Holocaust educator and curator Paul Salmons writes eloquently on his blog about the danger of using the Holocaust as a means of teaching predetermined 'moral lessons' that are supposedly inherent in the past and which can serve to quietly omit the more uncomfortable aspects that don't fit the narrative. Here I think is the real link with the present: it's not in drawing parallels between the 1930s and the present day, which can easily become reduced to a tabloid headline and meaningless comparisons to Hitler.
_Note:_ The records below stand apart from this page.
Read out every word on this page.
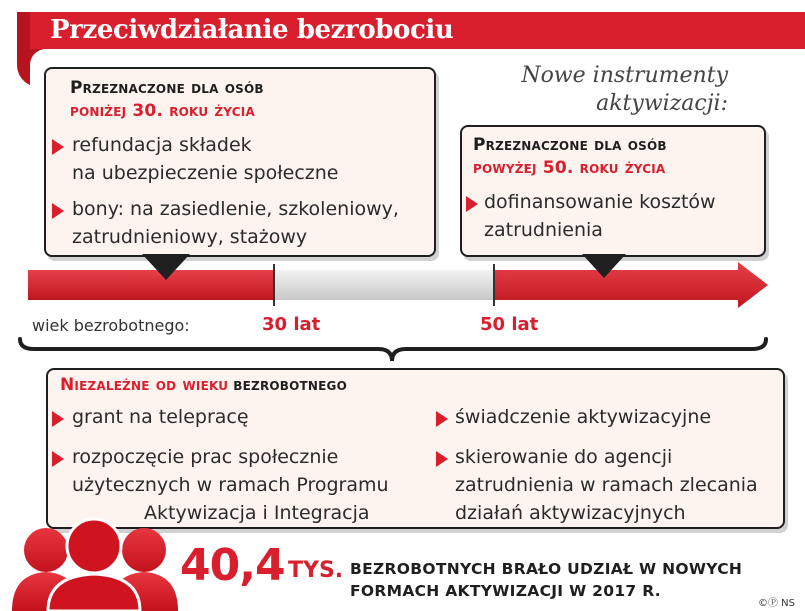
Przeciwdziałanie bezrobociu
Nowe instrumenty
aktywizacji:
Przeznaczone dla osób
poniżej 30. roku życia
refundacja składek
na ubezpieczenie społeczne
bony: na zasiedlenie, szkoleniowy,
zatrudnieniowy, stażowy
Przeznaczone dla osób
powyżej 50. roku życia
dofinansowanie kosztów
zatrudnienia
wiek bezrobotnego:	30 lat	50 lat
Niezależne od wieku bezrobotnego
grant na telepracę
rozpoczęcie prac społecznie
użytecznych w ramach Programu
Aktywizacja i Integracja
świadczenie aktywizacyjne
skierowanie do agencji
zatrudnienia w ramach zlecania
działań aktywizacyjnych
40,4 TYS. BEZROBOTNYCH BRAŁO UDZIAŁ W NOWYCH
FORMACH AKTYWIZACJI W 2017 R.
©Ⓟ NS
It's about avoiding simple parallels - however tempting - and focusing on how detailed academic and curatorial research can reveal aspects of the past that help illuminate the issues facing us and challenge our comfortable world view. An ability to think critically, interrogate evidence and question assumptions is one of most powerful defences anyone can have against lies and misinformation in a democratic setting, and these are exactly the skills that Holocaust education - in fact good history education - can offer us today. Anniversaries like Holocaust Memorial Day offer a valuable opportunity to capture people's attention, illuminate these issues and give them a chance to find out more.